I have always thought, from a very young age, that I was going to die young. As a teenager, I didn’t even think I’d ever even have sex before I died.
The only thing I could imagine in my future was being alone. At a very young age I remember wanting to be a writer. Living alone on an island with a dog. I never imagined anything else for me. No kids, no relationship, no friends, no family.
Even now, I don’t think I’ll live beyond 50. I know 50 is young. Too young to be imagining myself dead. I’m kind of surprised I’m still alive now at my age. There was a time when I didn’t think I was going to make it to 30. And now I am almost there.
In fact, during my heart surgeries, I didn’t think I’d make it to 26. But that was more an acute fear rather than a general one.
Where did this fatalistic view towards life come from?
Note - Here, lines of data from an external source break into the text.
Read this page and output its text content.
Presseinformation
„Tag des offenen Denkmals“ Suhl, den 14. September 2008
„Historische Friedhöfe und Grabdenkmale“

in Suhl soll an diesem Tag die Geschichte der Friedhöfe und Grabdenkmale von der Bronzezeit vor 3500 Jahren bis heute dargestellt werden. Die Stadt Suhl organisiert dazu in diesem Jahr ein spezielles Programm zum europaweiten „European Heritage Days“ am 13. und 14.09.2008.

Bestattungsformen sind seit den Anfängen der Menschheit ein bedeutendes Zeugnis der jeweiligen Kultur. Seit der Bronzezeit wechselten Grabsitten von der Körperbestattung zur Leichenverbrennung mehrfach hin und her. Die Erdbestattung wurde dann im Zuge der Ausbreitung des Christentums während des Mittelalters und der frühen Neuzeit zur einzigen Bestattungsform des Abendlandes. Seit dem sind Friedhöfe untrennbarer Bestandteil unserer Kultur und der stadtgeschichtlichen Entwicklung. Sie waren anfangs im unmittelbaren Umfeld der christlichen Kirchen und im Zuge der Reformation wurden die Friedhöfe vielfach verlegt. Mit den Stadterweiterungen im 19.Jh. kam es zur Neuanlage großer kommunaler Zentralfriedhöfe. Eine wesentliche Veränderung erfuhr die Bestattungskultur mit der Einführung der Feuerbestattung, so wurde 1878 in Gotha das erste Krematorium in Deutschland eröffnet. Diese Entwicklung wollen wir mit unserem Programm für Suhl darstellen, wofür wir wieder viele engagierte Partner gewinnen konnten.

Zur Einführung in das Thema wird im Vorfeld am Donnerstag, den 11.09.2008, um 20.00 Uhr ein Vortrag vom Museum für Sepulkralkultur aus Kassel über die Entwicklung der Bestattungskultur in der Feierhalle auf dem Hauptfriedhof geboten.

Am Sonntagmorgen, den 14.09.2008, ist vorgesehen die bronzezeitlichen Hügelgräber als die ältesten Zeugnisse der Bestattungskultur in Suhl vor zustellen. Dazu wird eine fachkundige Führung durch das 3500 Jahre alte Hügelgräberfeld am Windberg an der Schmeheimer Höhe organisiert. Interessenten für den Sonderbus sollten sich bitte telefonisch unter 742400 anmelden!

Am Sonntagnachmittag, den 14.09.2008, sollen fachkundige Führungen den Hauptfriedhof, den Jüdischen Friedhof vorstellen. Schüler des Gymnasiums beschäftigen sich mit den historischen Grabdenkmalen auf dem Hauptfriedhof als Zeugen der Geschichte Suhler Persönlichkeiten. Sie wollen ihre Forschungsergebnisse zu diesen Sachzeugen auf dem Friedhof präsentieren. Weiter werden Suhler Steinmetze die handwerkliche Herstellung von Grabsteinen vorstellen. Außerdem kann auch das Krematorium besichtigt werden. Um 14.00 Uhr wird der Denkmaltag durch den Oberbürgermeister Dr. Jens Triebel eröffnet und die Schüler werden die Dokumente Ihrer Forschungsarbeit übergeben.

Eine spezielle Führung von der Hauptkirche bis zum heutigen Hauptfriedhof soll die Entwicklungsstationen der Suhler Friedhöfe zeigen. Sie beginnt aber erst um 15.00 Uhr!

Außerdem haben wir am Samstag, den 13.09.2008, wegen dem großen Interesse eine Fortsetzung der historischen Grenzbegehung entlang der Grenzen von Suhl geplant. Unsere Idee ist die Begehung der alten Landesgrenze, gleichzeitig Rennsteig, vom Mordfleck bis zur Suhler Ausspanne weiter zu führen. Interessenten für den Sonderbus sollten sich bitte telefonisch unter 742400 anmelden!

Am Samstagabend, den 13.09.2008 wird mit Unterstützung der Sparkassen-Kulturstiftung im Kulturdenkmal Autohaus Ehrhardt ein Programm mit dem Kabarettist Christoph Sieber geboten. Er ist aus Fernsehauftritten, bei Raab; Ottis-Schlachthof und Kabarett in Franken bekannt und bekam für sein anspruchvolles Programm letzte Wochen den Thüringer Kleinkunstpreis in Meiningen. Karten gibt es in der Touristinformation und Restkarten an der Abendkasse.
I didn’t WANT to die so young. I just always felt it was inevitable. I never imagined myself getting married, buying a house, being happy.
Wanting something like that seemed crazy. Like wanting to eat the entire moon using a tablespoon.
Nowadays, I am pretty happy for the most part. I have friends now, and a good job that I love. I write all the time. I still don’t have the dog, but it could happen. I can almost imagine myself even getting married someday. Not to just anyone. But maybe to the right someone.
My life experiences have made me way too realistic to ever expect some kind of romantic fairy tale ending for my life. My highs will probably never be all that high. But that might be okay.
Because now, I can imagine being in love. I can imagine being in a happy relationship.
And it doesn’t feel like trying to slowly eat the moon.